The second observation is that, whether or not the element is found the search should continue in the rest of the list.

Third we need an extra argument to keep track of the current position.

(define positions
  (lambda (A L i)
    (if (null? L)
        '()                                       ; not found
        (if (equal? (car L) A)
            (cons i                               ; found at index i
                  (positions A (cdr L) (+ i 1)))  ;   and continue
            (positions A (cdr L) (+ i 1))))))     ; not found, continue

> (positions 'a '(a b a c a d) 0)
'(0 2 4)

Answer 2

Adding to answer by @ceving , cond can also be used in loops and may make the code clearer:

(define (positions A L)
  (let loop ((i 0)
             (r '())
             (L L))
    (cond
      [(null? L)
       (reverse r)]
      [(eq? (car L) A)
       (loop (+ i 1) (cons i r) (cdr L))]
      [else
       (loop (+ i 1) r (cdr L))]  
      )))

Answer 3

Your code does not use any kind of loop. In order to get all occurrences you have to iterate somehow.

In Scheme this is done typically by recursion with a named let. During each iteration you have an index variable i, the result list r and the remaining input list L, which gets smaller during each iteration step.

The if clause of your example can be simplified.

If you find the value in the first element of the list, then increment the index, append the current index to the result list and continue with the rest of the input list.

If you do not have a match, than increment the index, but do not add the index to the result list and continue also with the remaining input list.

You have reached the end of the input list when L is null. In that case return the result list. You have to reverse the result list, because cons appends at the beginning.

(define positions
  (lambda (A L)
    (let loop ((i 0)
               (r '())
               (L L))
      (if (null? L)
          (reverse r)
          (if (eq? (car L) A)
              (loop (+ i 1) (cons i r) (cdr L))
              (loop (+ i 1) r (cdr L)))))))
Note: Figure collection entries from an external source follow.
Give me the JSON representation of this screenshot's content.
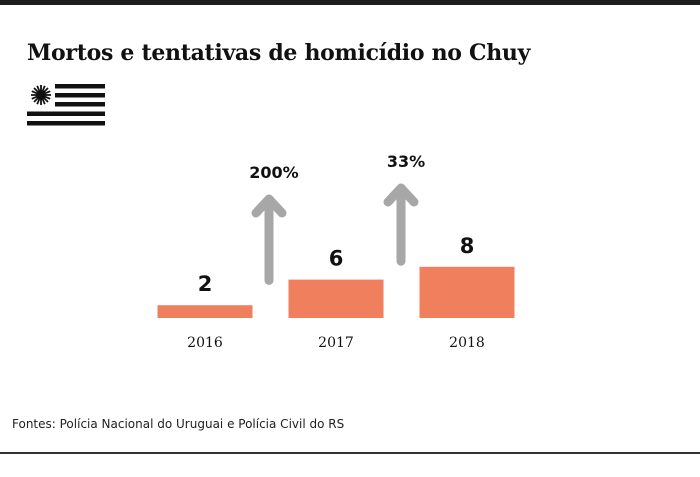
{
  "title": "Mortos e tentativas de homicídio no Chuy",
  "flag_icon": "uruguay-flag-icon",
  "chart_data": {
    "type": "bar",
    "categories": [
      "2016",
      "2017",
      "2018"
    ],
    "values": [
      2,
      6,
      8
    ],
    "value_labels": [
      "2",
      "6",
      "8"
    ],
    "changes": [
      {
        "from": "2016",
        "to": "2017",
        "label": "200%"
      },
      {
        "from": "2017",
        "to": "2018",
        "label": "33%"
      }
    ],
    "title": "",
    "xlabel": "",
    "ylabel": "",
    "ylim": [
      0,
      8
    ],
    "grid": false,
    "colors": {
      "bar": "#f07f5e",
      "arrow": "#a7a7a7",
      "text": "#111111"
    }
  },
  "source": "Fontes: Polícia Nacional do Uruguai e Polícia Civil do RS"
}
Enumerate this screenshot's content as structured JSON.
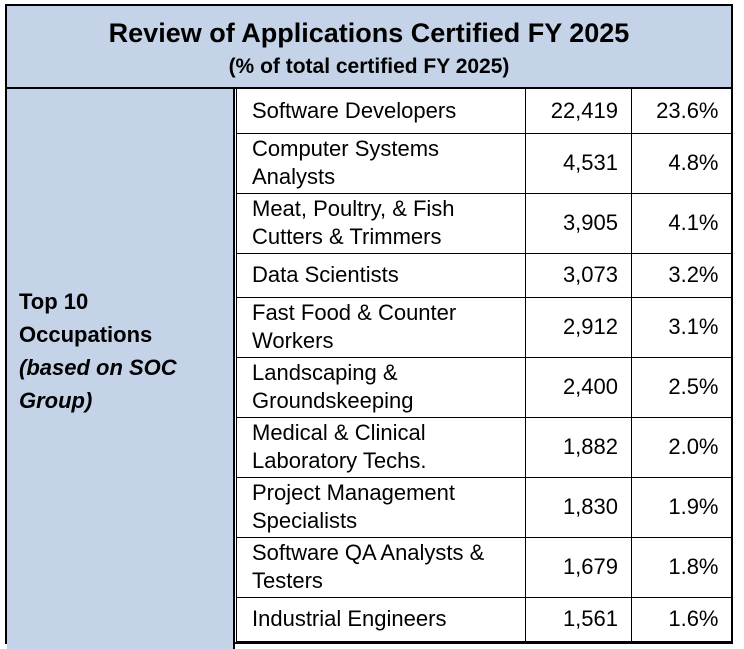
{
  "header": {
    "title": "Review of Applications Certified FY 2025",
    "subtitle": "(% of total certified FY 2025)"
  },
  "sidebar": {
    "line1": "Top 10",
    "line2": "Occupations",
    "line3": "(based on SOC",
    "line4": "Group)"
  },
  "rows": [
    {
      "occupation": "Software Developers",
      "count": "22,419",
      "percent": "23.6%"
    },
    {
      "occupation": "Computer Systems Analysts",
      "count": "4,531",
      "percent": "4.8%"
    },
    {
      "occupation": "Meat, Poultry, & Fish Cutters & Trimmers",
      "count": "3,905",
      "percent": "4.1%"
    },
    {
      "occupation": "Data Scientists",
      "count": "3,073",
      "percent": "3.2%"
    },
    {
      "occupation": "Fast Food & Counter Workers",
      "count": "2,912",
      "percent": "3.1%"
    },
    {
      "occupation": "Landscaping & Groundskeeping",
      "count": "2,400",
      "percent": "2.5%"
    },
    {
      "occupation": "Medical & Clinical Laboratory Techs.",
      "count": "1,882",
      "percent": "2.0%"
    },
    {
      "occupation": "Project Management Specialists",
      "count": "1,830",
      "percent": "1.9%"
    },
    {
      "occupation": "Software QA Analysts & Testers",
      "count": "1,679",
      "percent": "1.8%"
    },
    {
      "occupation": "Industrial Engineers",
      "count": "1,561",
      "percent": "1.6%"
    }
  ],
  "colors": {
    "header_bg": "#c5d3e8",
    "border": "#000000"
  }
}
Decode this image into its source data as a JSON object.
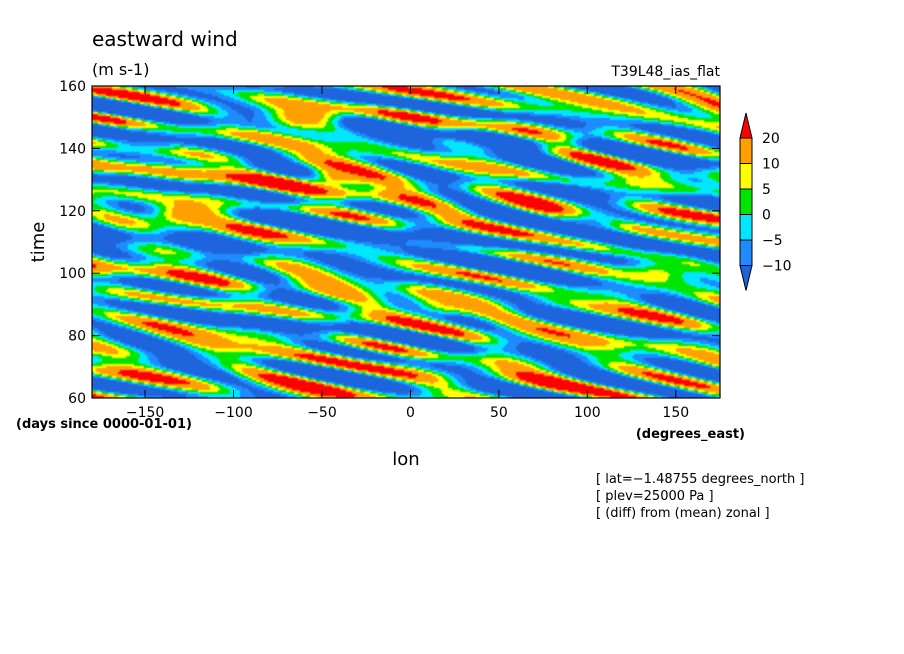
{
  "chart_data": {
    "type": "heatmap",
    "title": "eastward wind",
    "units": "(m s-1)",
    "experiment": "T39L48_ias_flat",
    "xlabel": "lon",
    "xunits": "(degrees_east)",
    "ylabel": "time",
    "yunits": "(days since 0000-01-01)",
    "xlim": [
      -180,
      175
    ],
    "ylim": [
      60,
      160
    ],
    "xticks": [
      -150,
      -100,
      -50,
      0,
      50,
      100,
      150
    ],
    "yticks": [
      60,
      80,
      100,
      120,
      140,
      160
    ],
    "colorbar": {
      "levels": [
        -10,
        -5,
        0,
        5,
        10,
        20
      ],
      "labels": [
        "20",
        "10",
        "5",
        "0",
        "−5",
        "−10"
      ],
      "colors": [
        "#1e64dc",
        "#1e8cff",
        "#00e6ff",
        "#00e600",
        "#ffff00",
        "#ffa000",
        "#ff0000"
      ],
      "extend": "both"
    },
    "notes": [
      "[ lat=−1.48755 degrees_north ]",
      "[ plev=25000 Pa ]",
      "[ (diff) from (mean) zonal ]"
    ],
    "features": [
      {
        "lon": -125,
        "time": 119,
        "value": 21
      },
      {
        "lon": -60,
        "time": 150,
        "value": 21
      },
      {
        "lon": -40,
        "time": 131,
        "value": 21
      },
      {
        "lon": 20,
        "time": 90,
        "value": 12
      },
      {
        "lon": 140,
        "time": 100,
        "value": 10
      },
      {
        "lon": -150,
        "time": 143,
        "value": -12
      },
      {
        "lon": 100,
        "time": 116,
        "value": -12
      }
    ]
  }
}
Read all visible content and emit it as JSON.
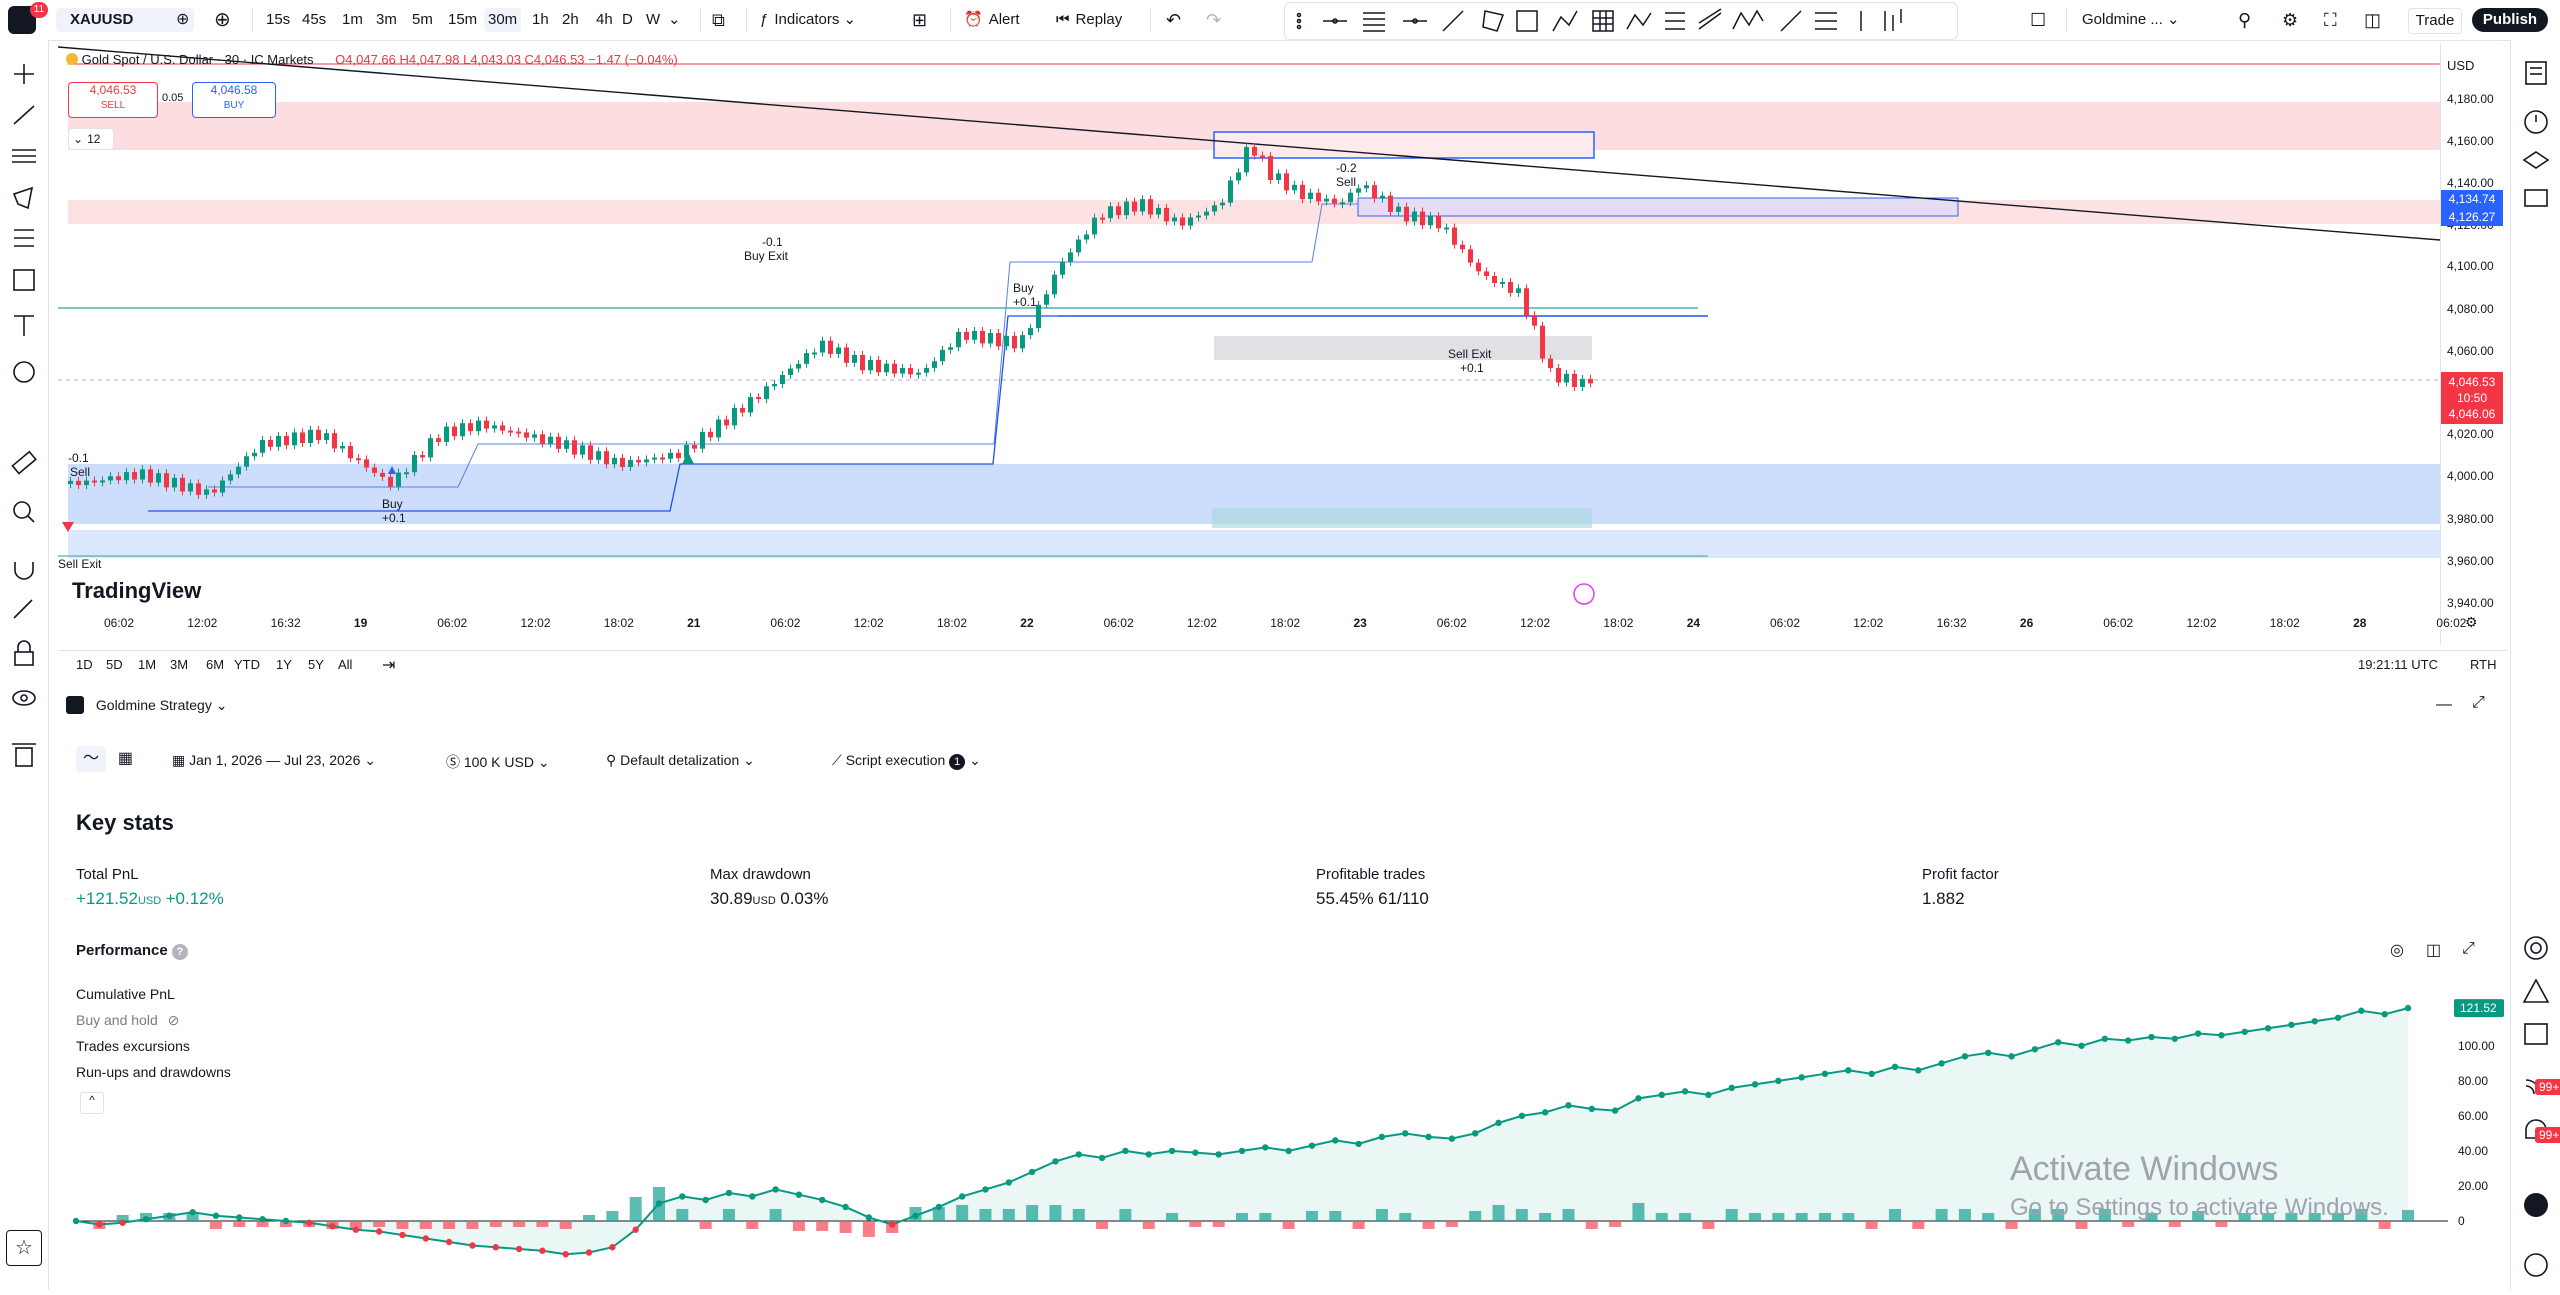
{
  "topbar": {
    "notif_count": "11",
    "symbol": "XAUUSD",
    "intervals": [
      "15s",
      "45s",
      "1m",
      "3m",
      "5m",
      "15m",
      "30m",
      "1h",
      "2h",
      "4h",
      "D",
      "W"
    ],
    "active_interval": "30m",
    "indicators_label": "Indicators",
    "alert_label": "Alert",
    "replay_label": "Replay",
    "layout_name": "Goldmine ...",
    "trade_label": "Trade",
    "publish_label": "Publish"
  },
  "legend": {
    "title": "Gold Spot / U.S. Dollar · 30 · IC Markets",
    "ohlc": "O4,047.66  H4,047.98  L4,043.03  C4,046.53  −1.47 (−0.04%)",
    "sell_price": "4,046.53",
    "sell_label": "SELL",
    "spread": "0.05",
    "buy_price": "4,046.58",
    "buy_label": "BUY",
    "collapse_count": "12"
  },
  "price_scale": {
    "currency": "USD",
    "ticks": [
      "4,180.00",
      "4,160.00",
      "4,140.00",
      "4,120.00",
      "4,100.00",
      "4,080.00",
      "4,060.00",
      "4,040.00",
      "4,020.00",
      "4,000.00",
      "3,980.00",
      "3,960.00",
      "3,940.00"
    ],
    "label_a": "4,134.74",
    "label_b": "4,126.27",
    "current_price": "4,046.53",
    "countdown": "10:50",
    "bid_price": "4,046.06"
  },
  "time_scale": {
    "ticks": [
      "06:02",
      "12:02",
      "16:32",
      "19",
      "06:02",
      "12:02",
      "18:02",
      "21",
      "06:02",
      "12:02",
      "18:02",
      "22",
      "06:02",
      "12:02",
      "18:02",
      "23",
      "06:02",
      "12:02",
      "18:02",
      "24",
      "06:02",
      "12:02",
      "16:32",
      "26",
      "06:02",
      "12:02",
      "18:02",
      "28",
      "06:02"
    ]
  },
  "chart_annotations": {
    "sell_1_qty": "-0.1",
    "sell_1": "Sell",
    "sell_exit_1": "Sell Exit",
    "buy_1": "Buy",
    "buy_1_qty": "+0.1",
    "buy_exit_qty": "-0.1",
    "buy_exit": "Buy Exit",
    "buy_2": "Buy",
    "buy_2_qty": "+0.1",
    "sell_2_qty": "-0.2",
    "sell_2": "Sell",
    "sell_exit_2": "Sell Exit",
    "sell_exit_2_qty": "+0.1",
    "watermark": "TradingView"
  },
  "range_bar": {
    "ranges": [
      "1D",
      "5D",
      "1M",
      "3M",
      "6M",
      "YTD",
      "1Y",
      "5Y",
      "All"
    ],
    "clock": "19:21:11 UTC",
    "session": "RTH"
  },
  "strategy_panel": {
    "tab_name": "Goldmine Strategy",
    "date_range": "Jan 1, 2026 — Jul 23, 2026",
    "capital": "100 K USD",
    "detail": "Default detalization",
    "execution": "Script execution",
    "execution_badge": "1",
    "key_stats_title": "Key stats",
    "stats": [
      {
        "label": "Total PnL",
        "value": "+121.52",
        "unit": "USD",
        "extra": "+0.12%"
      },
      {
        "label": "Max drawdown",
        "value": "30.89",
        "unit": "USD",
        "extra": "0.03%"
      },
      {
        "label": "Profitable trades",
        "value": "55.45%",
        "unit": "",
        "extra": "61/110"
      },
      {
        "label": "Profit factor",
        "value": "1.882",
        "unit": "",
        "extra": ""
      }
    ],
    "performance_title": "Performance",
    "perf_legend": [
      "Cumulative PnL",
      "Buy and hold",
      "Trades excursions",
      "Run-ups and drawdowns"
    ],
    "perf_y_ticks": [
      "100.00",
      "80.00",
      "60.00",
      "40.00",
      "20.00",
      "0"
    ],
    "perf_last_value": "121.52",
    "activate_title": "Activate Windows",
    "activate_sub": "Go to Settings to activate Windows."
  },
  "right_badges": [
    "99+",
    "99+"
  ],
  "colors": {
    "accent": "#2962ff",
    "bull": "#089981",
    "bear": "#f23645",
    "sell_red": "#f23645",
    "publish_bg": "#131722"
  },
  "chart_data": {
    "type": "line",
    "title": "",
    "series": [
      {
        "name": "Cumulative PnL",
        "values": [
          0,
          -2,
          -1,
          1,
          3,
          5,
          3,
          2,
          1,
          0,
          -1,
          -3,
          -5,
          -6,
          -8,
          -10,
          -12,
          -14,
          -15,
          -16,
          -17,
          -19,
          -18,
          -15,
          -5,
          10,
          14,
          12,
          16,
          14,
          18,
          15,
          12,
          8,
          2,
          -2,
          3,
          8,
          14,
          18,
          22,
          28,
          34,
          38,
          36,
          40,
          38,
          40,
          39,
          38,
          40,
          42,
          40,
          43,
          46,
          44,
          48,
          50,
          48,
          47,
          50,
          56,
          60,
          62,
          66,
          64,
          63,
          70,
          72,
          74,
          72,
          76,
          78,
          80,
          82,
          84,
          86,
          84,
          88,
          86,
          90,
          94,
          96,
          94,
          98,
          102,
          100,
          104,
          103,
          105,
          104,
          107,
          106,
          108,
          110,
          112,
          114,
          116,
          120,
          118,
          121.52
        ]
      }
    ],
    "ylim": [
      -20,
      125
    ],
    "grid": false,
    "legend": "top-left"
  }
}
You can avoid typing the loop command twice by putting the if clause into the argument of the loop.

(define positions
  (lambda (A L)
    (let loop ((i 0)
               (r '())
               (L L))
      (if (null? L)
          (reverse r)
          (loop (+ i 1)
                (if (eq? (car L) A)
                    (cons i r)
                    r)
                (cdr L))))))

BTW: Scheme is not statically typed as C or Java. This means you do not need to encode errors in reserved variable values as it is done in C with -1. In Scheme you return either false #f or an empty list '() or you throw an error with (error "Sorry").

Answer 4

You need a helper to hold the extra variables such as the current index you are examining:

(define (positions needle haystack)
  (define (helper index haystack result)
    (cond (<haystack empty> result)
          (<first element matches needle> 
           <recurse increment index, cdr haystack and cons index to result>)
          (else <recurse increment index, cdr haystack, same result>)))
  (helper 0 haystack '()))

Note that (define (a args ...) body ...) is the same as (define a (lambda (args ...) body ...)).